Understanding Mutual Fund Income: 4 Key Earning Methods
The structure of your mutual fund will determine how you earn income when your investments are profitable. You have several options to choose from, and each will carry implications for taxes and long-term earnings. Consider high yield funds, capital gains funds, equity funds and other structures prior to deciding on which mutual fund to buy into.
1. High Yield and Dividend Payments
High yield mutual funds have the goal of providing a constant flow of income to investors through dividend payments. At the end of a quarter, the increase of value of the shares in the fund is paid out to the investor, minus any trading expenses. This means the value held in the fund remains constant. The investor will pay taxes on the dividends in the year they are received. High yield funds are beneficial during expensive periods of life when additional income is required, such as child rearing years or in retirement.

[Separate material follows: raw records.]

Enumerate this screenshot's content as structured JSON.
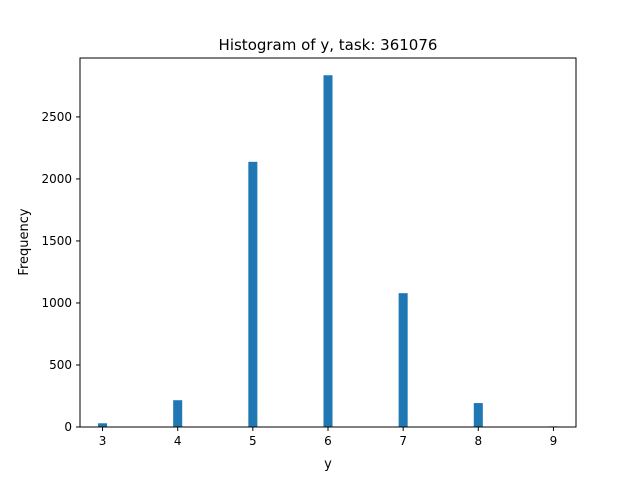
{
  "chart_data": {
    "type": "bar",
    "title": "Histogram of y, task: 361076",
    "xlabel": "y",
    "ylabel": "Frequency",
    "bar_color": "#1f77b4",
    "xlim": [
      2.7,
      9.3
    ],
    "ylim": [
      0,
      2975
    ],
    "grid": false,
    "x_ticks": [
      3,
      4,
      5,
      6,
      7,
      8,
      9
    ],
    "y_ticks": [
      0,
      500,
      1000,
      1500,
      2000,
      2500
    ],
    "bins": [
      {
        "x": 3,
        "value": 30
      },
      {
        "x": 4,
        "value": 216
      },
      {
        "x": 5,
        "value": 2138
      },
      {
        "x": 6,
        "value": 2836
      },
      {
        "x": 7,
        "value": 1079
      },
      {
        "x": 8,
        "value": 193
      },
      {
        "x": 9,
        "value": 5
      }
    ],
    "bin_width": 0.12
  }
}
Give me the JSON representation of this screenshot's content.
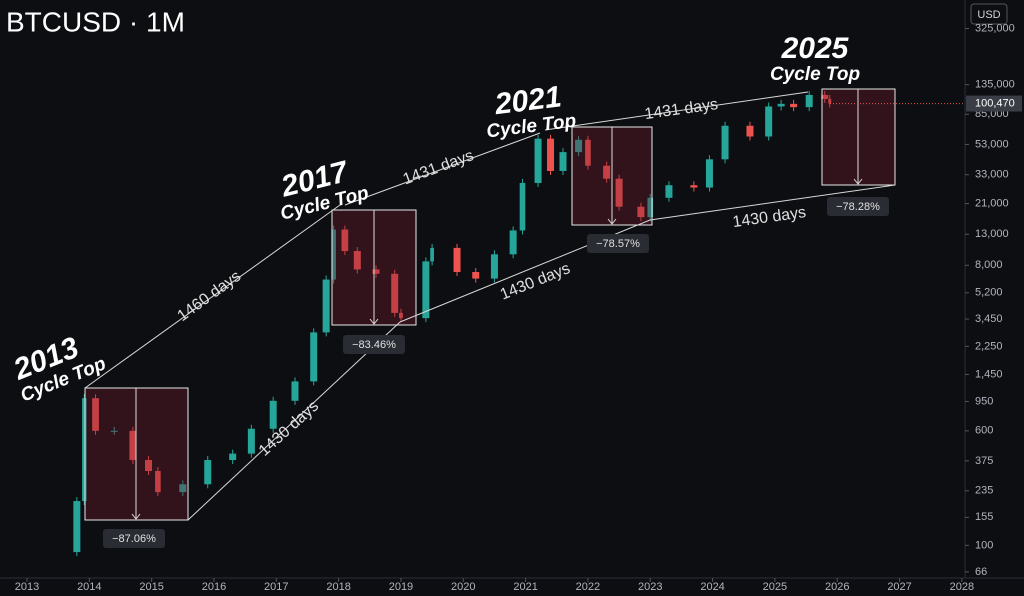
{
  "header": {
    "symbol": "BTCUSD · 1M",
    "currency": "USD"
  },
  "chart_data": {
    "type": "candle-line",
    "log_y": true,
    "up_color": "#26a69a",
    "down_color": "#ef5350",
    "current_price": {
      "value": 100470,
      "label": "100,470"
    },
    "x": [
      2013.5,
      2013.8,
      2013.92,
      2014.1,
      2014.4,
      2014.7,
      2014.95,
      2015.1,
      2015.5,
      2015.9,
      2016.3,
      2016.6,
      2016.95,
      2017.3,
      2017.6,
      2017.8,
      2017.92,
      2018.1,
      2018.3,
      2018.6,
      2018.9,
      2019.0,
      2019.4,
      2019.5,
      2019.9,
      2020.2,
      2020.5,
      2020.8,
      2020.95,
      2021.2,
      2021.4,
      2021.6,
      2021.85,
      2022.0,
      2022.3,
      2022.5,
      2022.85,
      2023.0,
      2023.3,
      2023.7,
      2023.95,
      2024.2,
      2024.6,
      2024.9,
      2025.1,
      2025.3,
      2025.55,
      2025.8,
      2025.88
    ],
    "values": [
      90,
      200,
      1000,
      600,
      600,
      380,
      320,
      230,
      260,
      380,
      420,
      620,
      960,
      1300,
      2800,
      6400,
      14000,
      10000,
      7500,
      7000,
      3800,
      3500,
      8500,
      10500,
      7200,
      6500,
      9500,
      13800,
      29000,
      58000,
      35000,
      47000,
      57000,
      38000,
      31000,
      20000,
      17000,
      23000,
      28000,
      27000,
      42000,
      71000,
      60000,
      96000,
      100000,
      95000,
      115000,
      108000,
      100470
    ],
    "xlim": [
      2012.567,
      2028.05
    ],
    "xticks": [
      2013,
      2014,
      2015,
      2016,
      2017,
      2018,
      2019,
      2020,
      2021,
      2022,
      2023,
      2024,
      2025,
      2026,
      2027,
      2028
    ],
    "ylim": [
      60,
      500000
    ],
    "yticks": [
      {
        "value": 325000,
        "label": "325,000"
      },
      {
        "value": 135000,
        "label": "135,000"
      },
      {
        "value": 85000,
        "label": "85,000"
      },
      {
        "value": 53000,
        "label": "53,000"
      },
      {
        "value": 33000,
        "label": "33,000"
      },
      {
        "value": 21000,
        "label": "21,000"
      },
      {
        "value": 13000,
        "label": "13,000"
      },
      {
        "value": 8000,
        "label": "8,000"
      },
      {
        "value": 5200,
        "label": "5,200"
      },
      {
        "value": 3450,
        "label": "3,450"
      },
      {
        "value": 2250,
        "label": "2,250"
      },
      {
        "value": 1450,
        "label": "1,450"
      },
      950,
      600,
      375,
      235,
      155,
      100,
      66
    ],
    "cycle_tops": [
      {
        "year": "2013",
        "label": "Cycle Top"
      },
      {
        "year": "2017",
        "label": "Cycle Top"
      },
      {
        "year": "2021",
        "label": "Cycle Top"
      },
      {
        "year": "2025",
        "label": "Cycle Top"
      }
    ],
    "top_spans": [
      "1460 days",
      "1431 days",
      "1431 days"
    ],
    "bottom_spans": [
      "1430 days",
      "1430 days",
      "1430 days"
    ],
    "drawdowns": [
      "−87.06%",
      "−83.46%",
      "−78.57%",
      "−78.28%"
    ]
  }
}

They are not wise investments if you are looking to save toward a future expense. You are additionally excluded from receiving dividend payments on any fund held in a retirement account.
2. Capital Gains
A capital gain distribution from your mutual fund is relatively similar in structure to an ordinary dividend. The difference is that the payments tend to come less frequently, and they are taxed according to a different rate. With a capital gains distribution from a mutual fund, all gains, even those earned on shares held for less than a year, are treated as long-term capital gains. This is favorable because it places the gains in a much lower tax bracket. Capital gains funds are best for investors who have a high initial value for their portfolio and would like to reduce taxes.
3. Equity Funds
Equity funds have a different goal all together than traditional dividend funds. These funds make no regular payments to investors. Instead, when a portfolio gains value, the value is translated into an increase in the amount of shares allocated to that investor. Therefore, the investment is constantly being reinvested into the fund. The result is a much higher appreciation of equity, but no on-going returns. The investor will treat these earnings like long-term capital gains, deferring payments until the shares are sold. This is a good choice for an individual looking for a long-term, net worth investment.
4. Net Asset Value Appreciation
Net Asset Value (NAV) is calculated by dividing the total value of a fund by the number of its outstanding shares. All mutual funds hope for some appreciation in Net Asset Value that would ultimately benefit each investor. Regardless of which type of payment cycle your fund operates on, if the fund increases its NAV, you will benefit through a capital gains appreciation. You can sell the shares you own for a higher value than you purchased them. This would result in a capital gains tax. An increase in NAV, on any type of fund, is an increase in your long-term net worth.